Apart from achieving a correct diagnosis, there are several other factors to consider in psPD studies. Radiation-related risk factors such as total radiation dose, fraction size, and the addition of SRS or chemotherapy to radiotherapy are potential biases that can affect psPD [913]. The occurrence of psPD shows a steep increase when total radiation doses exceed 65 Gy or fraction doses exceed 2.5 Gy per day [911]. Excluding these elements from the beginning of this analysis was important in order to examine the significance of EOR on psPD. To the authors’ knowledge, EOR has not previously been identified as a significant factor in psPD. The pathophysiology of psPD represents a combination of endothelial cell apoptosis, BBB breakdown, and radiation injury to residual tumor cells [25]. According to this notion, a greater number of residual tumor cells with increased apoptosis and disrupted BBB will lead to increased permeability and, as a consequence, radiographic enhancement. Brandes et al. [6] showed that MGMT methylated glioblastomas harbor higher incidence of psPD than unmethylated tumors. MGMT is an enzyme that inhibits apoptosis by preventing the accumulation of O6-methylguanine. Methylation of the MGMT promoter silences its expression, impeding the cell’s capability to repair radiation induced DNA damage and resulting in cell death [26, 27]. The results of this study showed that the greater the number of residual contrast enhancing tumor cells, the more susceptible the cells are to radiation injury. Larger CTV–GTV generally indicates that more normal brain tissue containing microscopically infiltrative tumor cells are being irradiated. Therefore, increased incidence of radiation-induced injury can be expected, regardless of EOR. However, a wider radiation field including the peritumoral edema did not increase the incidence of psPD in this study. This might be due to the fact that more tumor cells susceptible to radiation injury exist within the contrast enhancing region than the peritumoral edema [25].

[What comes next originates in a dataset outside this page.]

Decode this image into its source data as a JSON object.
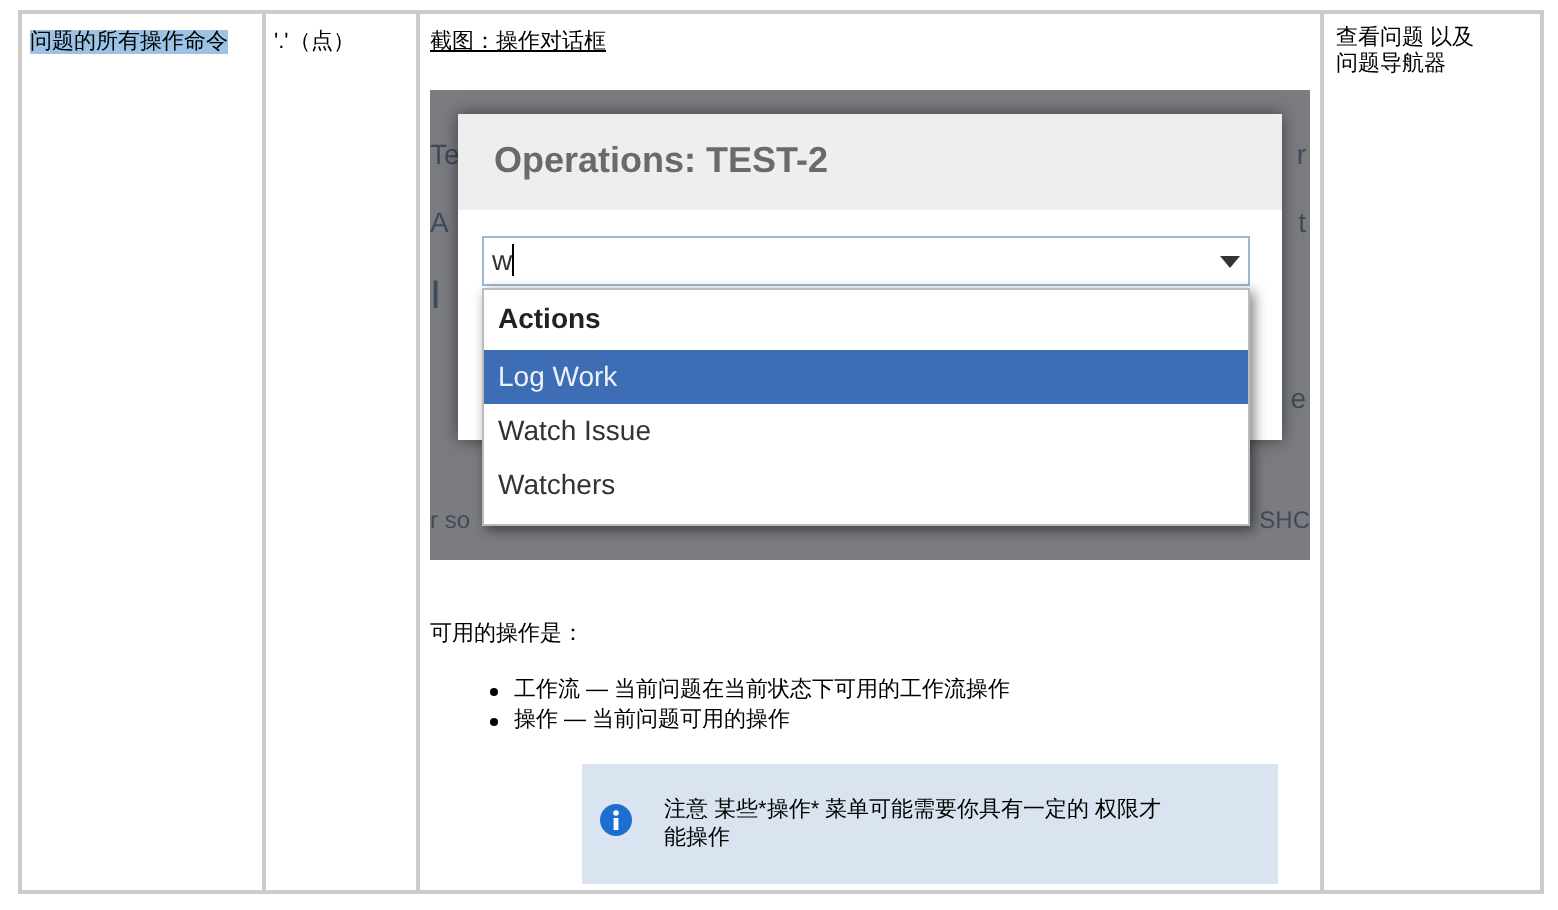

It has previously been suggested that psPD has a favorable impact on survival in newly diagnosed glioblastoma patients undergoing the Stupp protocol [5, 6]. There is no doubt that epigenetic silencing of MGMT leads to improved survival [28]. Since MGMT methylated tumors tend to have higher levels of psPD and the biology of psPD enhances the effectiveness of chemotherapeutic agents, one might expect prolonged survival in patients with psPD. However, the results of this study showed that the occurrence of psPD was associated with increased survival only in the patients with GTR, and not in patients with gross residual tumors. We believe that the effect of EOR overpowers the effect of psPD associated with MGMT methylation. On multivariate analysis, only MGMT status and EOR significantly influenced survival.

The ultimate goal of decreasing psPD is to avoid any undesired neurologic deficits that can lower the patient’s compliance with the Stupp protocol. In this study, 62.2, 68.9 and 20 % of the patients with psPD exhibited neurologic deterioration, prolonged use of corticosteroids, and early termination of the Stupp protocol due to permanent deficits, respectively. EOR based on gadolinium enhancement proved to be sufficient for reducing psPD and its subsequent consequences as long as it included more than 95 % removal of the contrast enhancing lesions on MRI. psPD is a diagnosis of uncertainty. Only careful MRI follow-up according to the RANO criteria with the use of advanced radiologic techniques will help discern psPD from a PD in equivocal situations.

Conclusion

psPD is a radiation-induced phenomenon with subsequent brain edema that can lead to neurologic deterioration, prolonged use of corticosteroids and early termination of the Stupp protocol in newly diagnosed glioblastoma patients. It can be confusing with a true progression, leading to the risk of inappropriate, inadequate, or delayed treatment. MGMT status and EOR have a significant impact on psPD. GTR can concomitantly reduce the side effects of psPD and prolong survival.